Qu’avez-vous découvert Paul Vannier au cours de la mission d’information parlementaire sur le financement de l’enseignement privé sous contrat, dont vous étiez corapporteur ?
Paul Vannier, Député FI du Val-d’Oise, corapporteur de la mission sur le financement public de l’enseignement privé sous contrat
Nous avons fait un certain nombre de constats. Le premier : personne ne connaît le montant exact de la dépense publique consacrée, dans notre pays, aux 7 500 écoles privées sous contrat et à leurs 2 millions d’élèves. Je pense qu’on avoisine les 15 milliards d’euros.
La dépense de l’État a crû de 24 % ces dix dernières années. Pour les collectivités territoriales, un exemple : la région Île-de-France a augmenté de 450 % ses financements aux lycées privés sous contrat. Deuxième constat : le Code de l’éducation, qui prescrit des contrôles sur ces financements, n’est pas respecté.
Au rythme actuel, il faudrait 1 500 ans pour que l’ensemble des établissements privés soient inspectés. Enfin, peut-être le plus stupéfiant : l’allocation de ces milliards d’euros est négociée chaque année hors de tout cadre légal, dans des discussions opaques avec le secrétariat général de l’enseignement catholique (SGEC), qui regroupe 96 % du privé sous contrat. Or, le SGEC est nommé par la Conférence des évêques de France, c’est une institution cultuelle… alors que, dans la loi de 1905, il est écrit que la République ne reconnaît aucun culte.
Que révèlent les deux articles consacrés à l’école privée dans le numéro de juillet de la revue la Pensée ?
Stéphane Bonnéry, Sociologue, directeur de la revue la Pensée
Pierre Merle, dans son article, pointe que, sous la présidence Macron, les collèges privés se sont embourgeoisés, et les collèges publics encore appauvris. Il montre qu’un lien existe entre cette ségrégation sociale et les performances scolaires des élèves : plus les établissements sont socialement homogènes, plus les écarts se creusent, car avoir des classes hétérogènes profite à tous, y compris aux meilleurs élèves qui progressent en aidant les autres.
Dans l’article que je signe, je montre, chiffres à l’appui, que ce qui renforce le privé et fait grandir la ségrégation, ce sont des familles qui aimeraient laisser leurs enfants dans le public mais qui, à force de voir celui-ci se dégrader, finissent par se tourner vers le privé.
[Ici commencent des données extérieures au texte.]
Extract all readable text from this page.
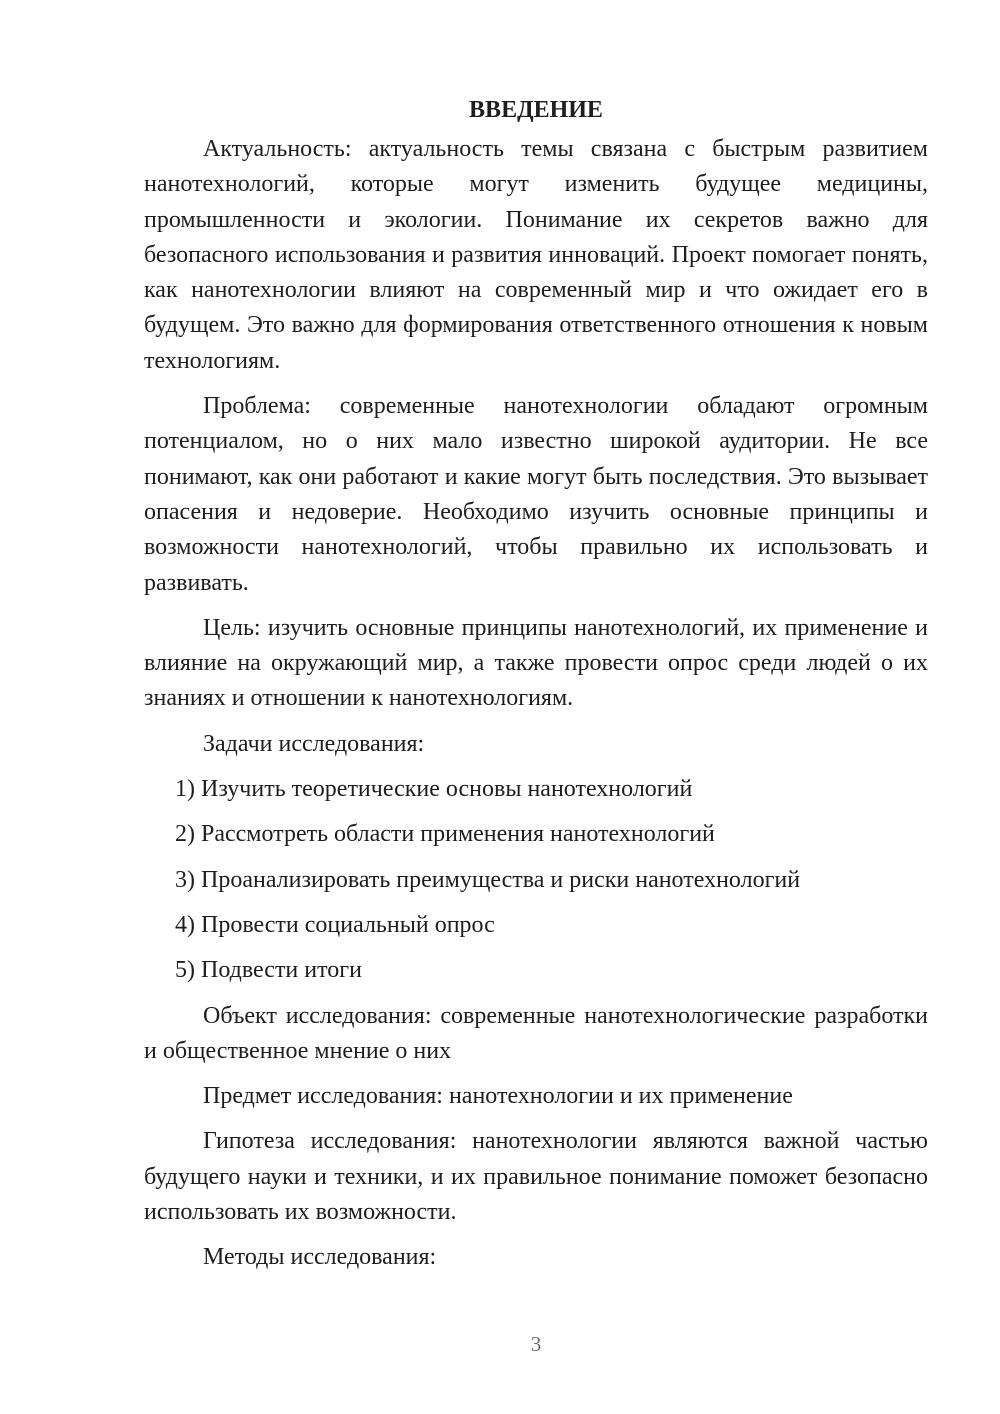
ВВЕДЕНИЕ

Актуальность: актуальность темы связана с быстрым развитием нанотехнологий, которые могут изменить будущее медицины, промышленности и экологии. Понимание их секретов важно для безопасного использования и развития инноваций. Проект помогает понять, как нанотехнологии влияют на современный мир и что ожидает его в будущем. Это важно для формирования ответственного отношения к новым технологиям.

Проблема: современные нанотехнологии обладают огромным потенциалом, но о них мало известно широкой аудитории. Не все понимают, как они работают и какие могут быть последствия. Это вызывает опасения и недоверие. Необходимо изучить основные принципы и возможности нанотехнологий, чтобы правильно их использовать и развивать.

Цель: изучить основные принципы нанотехнологий, их применение и влияние на окружающий мир, а также провести опрос среди людей о их знаниях и отношении к нанотехнологиям.

Задачи исследования:

1) Изучить теоретические основы нанотехнологий
2) Рассмотреть области применения нанотехнологий
3) Проанализировать преимущества и риски нанотехнологий
4) Провести социальный опрос
5) Подвести итоги

Объект исследования: современные нанотехнологические разработки и общественное мнение о них

Предмет исследования: нанотехнологии и их применение

Гипотеза исследования: нанотехнологии являются важной частью будущего науки и техники, и их правильное понимание поможет безопасно использовать их возможности.

Методы исследования:

3
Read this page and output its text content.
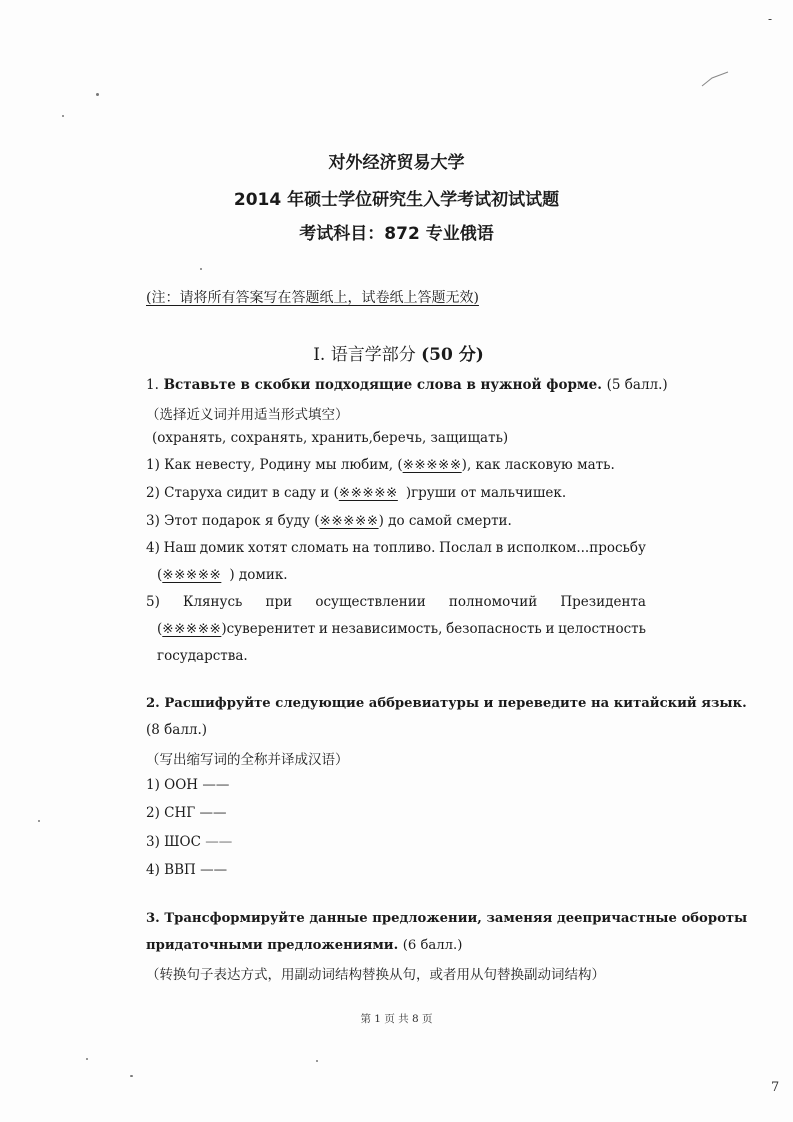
-
对外经济贸易大学
2014 年硕士学位研究生入学考试初试试题
考试科目：872 专业俄语
(注：请将所有答案写在答题纸上，试卷纸上答题无效)
Ⅰ. 语言学部分 (50 分)
1. Вставьте в скобки подходящие слова в нужной форме. (5 балл.)
（选择近义词并用适当形式填空）
(охранять, сохранять, хранить,беречь, защищать)
1) Как невесту, Родину мы любим, (※※※※※), как ласковую мать.
2) Старуха сидит в саду и (※※※※※ )груши от мальчишек.
3) Этот подарок я буду (※※※※※) до самой смерти.
4) Наш домик хотят сломать на топливо. Послал в исполком...просьбу
(※※※※※ ) домик.
5) Клянусь при осуществлении полномочий Президента
(※※※※※)суверенитет и независимость, безопасность и целостность
государства.
2. Расшифруйте следующие аббревиатуры и переведите на китайский язык.
(8 балл.)
（写出缩写词的全称并译成汉语）
1) ООН ——
2) СНГ ——
3) ШОС ——
4) ВВП ——
3. Трансформируйте данные предложении, заменяя деепричастные обороты
придаточными предложениями. (6 балл.)
（转换句子表达方式，用副动词结构替换从句，或者用从句替换副动词结构）
第 1 页 共 8 页
7
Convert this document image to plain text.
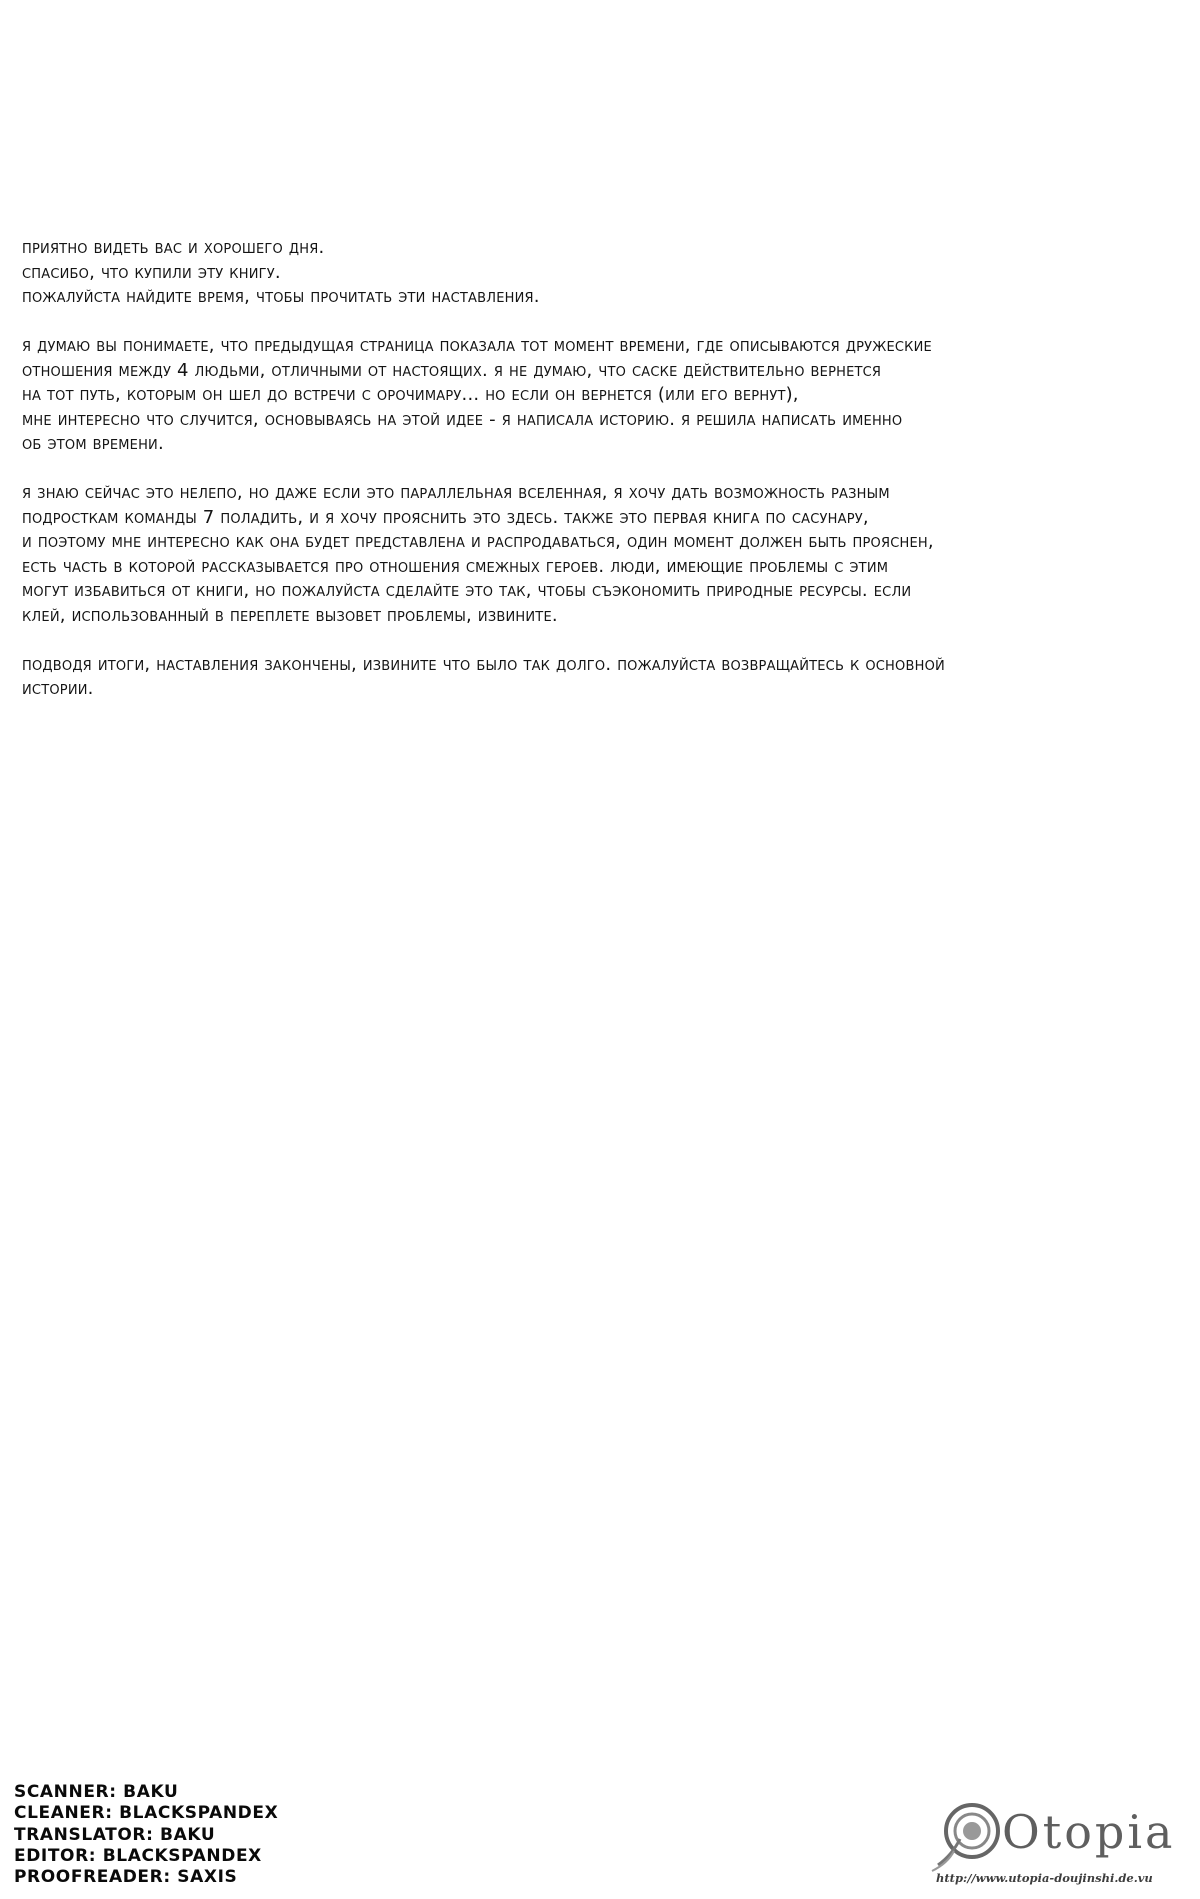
приятно видеть вас и хорошего дня.
спасибо, что купили эту книгу.
пожалуйста найдите время, чтобы прочитать эти наставления.
я думаю вы понимаете, что предыдущая страница показала тот момент времени, где описываются дружеские
отношения между 4 людьми, отличными от настоящих. я не думаю, что саске действительно вернется
на тот путь, которым он шел до встречи с орочимару... но если он вернется (или его вернут),
мне интересно что случится, основываясь на этой идее - я написала историю. я решила написать именно
об этом времени.
я знаю сейчас это нелепо, но даже если это параллельная вселенная, я хочу дать возможность разным
подросткам команды 7 поладить, и я хочу прояснить это здесь. также это первая книга по сасунару,
и поэтому мне интересно как она будет представлена и распродаваться, один момент должен быть прояснен,
есть часть в которой рассказывается про отношения смежных героев. люди, имеющие проблемы с этим
могут избавиться от книги, но пожалуйста сделайте это так, чтобы съэкономить природные ресурсы. если
клей, использованный в переплете вызовет проблемы, извините.
подводя итоги, наставления закончены, извините что было так долго. пожалуйста возвращайтесь к основной
истории.
SCANNER: BAKU
CLEANER: BLACKSPANDEX
TRANSLATOR: BAKU
EDITOR: BLACKSPANDEX
PROOFREADER: SAXIS
Otopia
http://www.utopia-doujinshi.de.vu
Malgré le baby-boom de l’an 2000, on a supprimé des postes, saigné l’école de la maternelle au lycée. Et, maintenant qu’on assiste à un reflux démographique, on veut continuer à supprimer des postes ! ?
Vu de Marseille, que se passe-t-il sur le front de la guerre public/privé ?
À Marseille, 40 % des collégiens fréquentent un établissement privé sous contrat. La ville connaît un déficit d’équipements scolaires important et ancien. Nous avons trop peu d’écoles, et des écoles dans un état de délabrement avancé. Dans le 14e arrondissement, où vit une population équivalente à celle de Neuilly, il n’y a aucun lycée. Dans un tel contexte, le privé joue, de façon assez pernicieuse, un rôle compensateur dans le maillage territorial.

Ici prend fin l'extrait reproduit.